There's a lot of literature on this, some of which is conflicting (of course!). One common example is "Three Horizon Planning," which (I'm bastardizing it for the sake of simplicity) asks you to separate work/projects/ideas into three "future horizons": H1=running the business, zero-risk stuff you know is useful, selling the same product to the same customers; H2=new products sold to the same customers and market, so more risk but more reward; H3=new products sold into new markets, new customers, so maximum risk but also maximum reward, potentially entirely new business units. So for example, Google optimizing search is H1, Google adding "Diagrams" to the suite that already contains "Docs and Sheets" is H2, and Google launching GCP or buying YouTube is H3. Then the idea is that you should have proportional investment in these areas; for example 70/20/10 on H1/H2/H3. Finally, you want different processes and expectations for each thing, since "stuff we should be able to predict" should not carry the same expectations as "stuff with high variance that we cannot predict."

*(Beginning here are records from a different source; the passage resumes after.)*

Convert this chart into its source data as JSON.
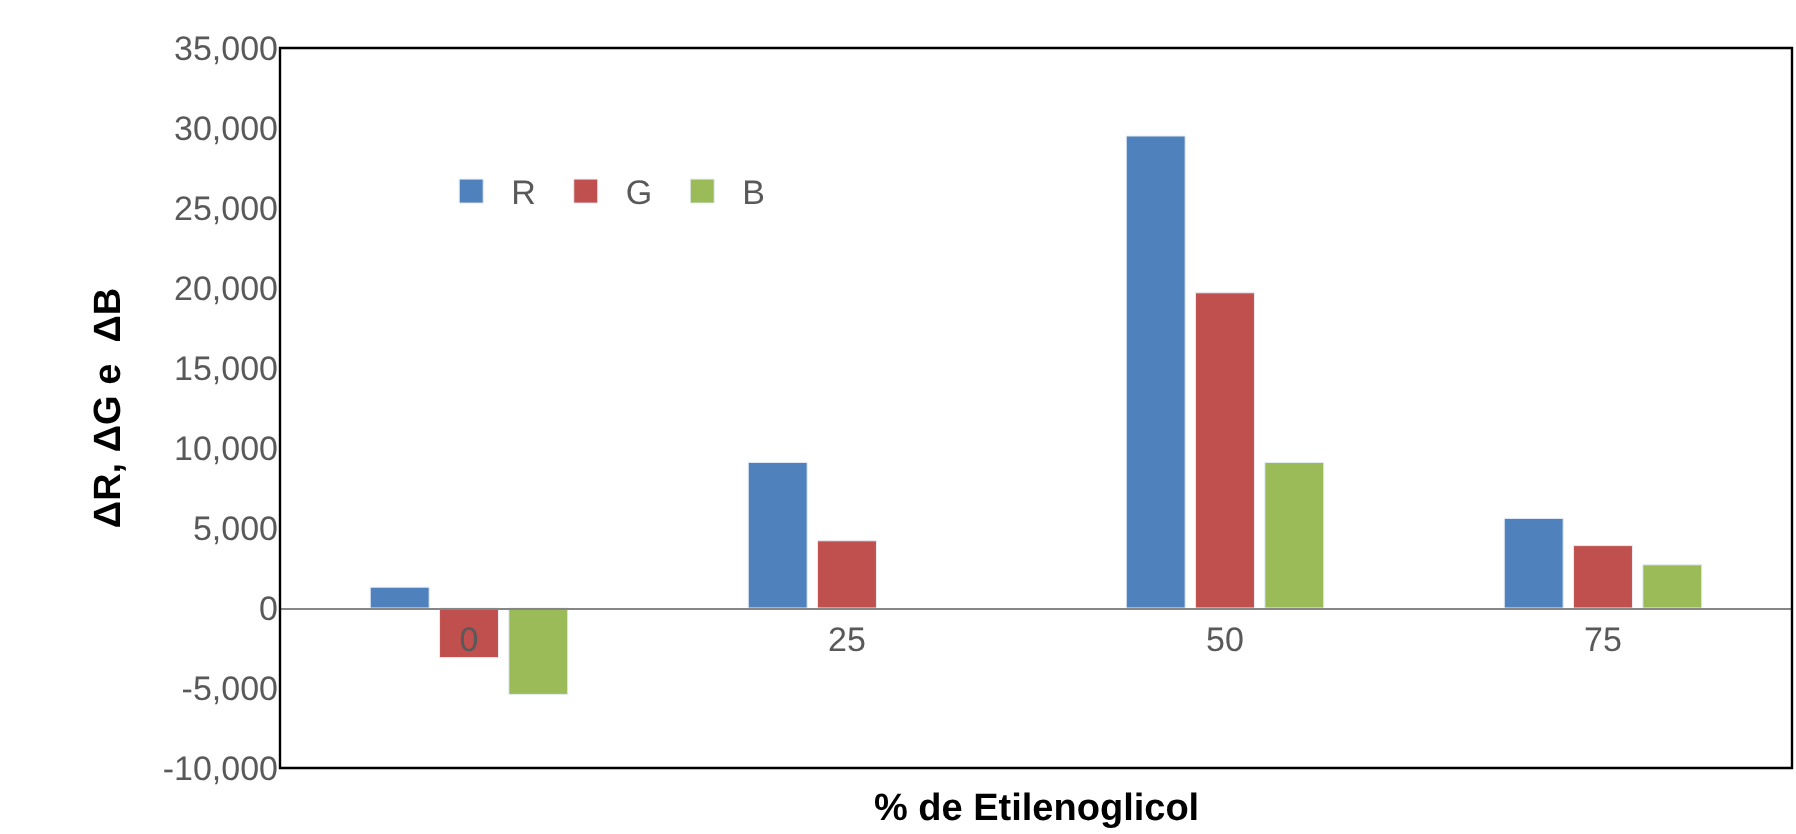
{
  "chart_data": {
    "type": "bar",
    "xlabel": "% de Etilenoglicol",
    "ylabel": "ΔR, ΔG e  ΔB",
    "categories": [
      "0",
      "25",
      "50",
      "75"
    ],
    "series": [
      {
        "name": "R",
        "color": "#4f81bd",
        "values": [
          1300,
          9100,
          29500,
          5600
        ]
      },
      {
        "name": "G",
        "color": "#c0504d",
        "values": [
          -3100,
          4200,
          19700,
          3900
        ]
      },
      {
        "name": "B",
        "color": "#9bbb59",
        "values": [
          -5400,
          null,
          9100,
          2700
        ]
      }
    ],
    "ylim": [
      -10000,
      35000
    ],
    "yticks": [
      {
        "value": -10000,
        "label": "-10,000"
      },
      {
        "value": -5000,
        "label": "-5,000"
      },
      0,
      {
        "value": 5000,
        "label": "5,000"
      },
      {
        "value": 10000,
        "label": "10,000"
      },
      {
        "value": 15000,
        "label": "15,000"
      },
      {
        "value": 20000,
        "label": "20,000"
      },
      {
        "value": 25000,
        "label": "25,000"
      },
      {
        "value": 30000,
        "label": "30,000"
      },
      {
        "value": 35000,
        "label": "35,000"
      }
    ],
    "legend": "top left"
  }
}
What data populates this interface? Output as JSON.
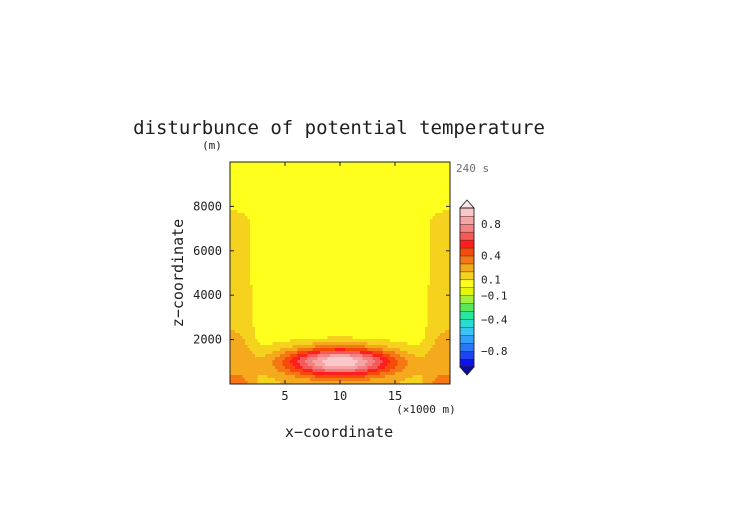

Another rule of thumb I like is to find bets that are very asymmetric, i.e. the potential upsides are orders of magnitude larger than the potential downsides. The stock market or VC works like this, because the most an investor can lose by buying stock is 100% of the investment, but there is no limit to the upside. If possible, you'd multiply those by the probability that they occur, but in my experience, we're all very bad at knowing the probability. :-) So, maybe not so much about the specific numbers, but the broad notion that one should be _orders of magnitude_ larger, not just a little larger -- that's something which should be apparent even without a lot of analysis.

In any event, this is a great question, and it's important for any strategic thinking, not specifically connected to this exercise.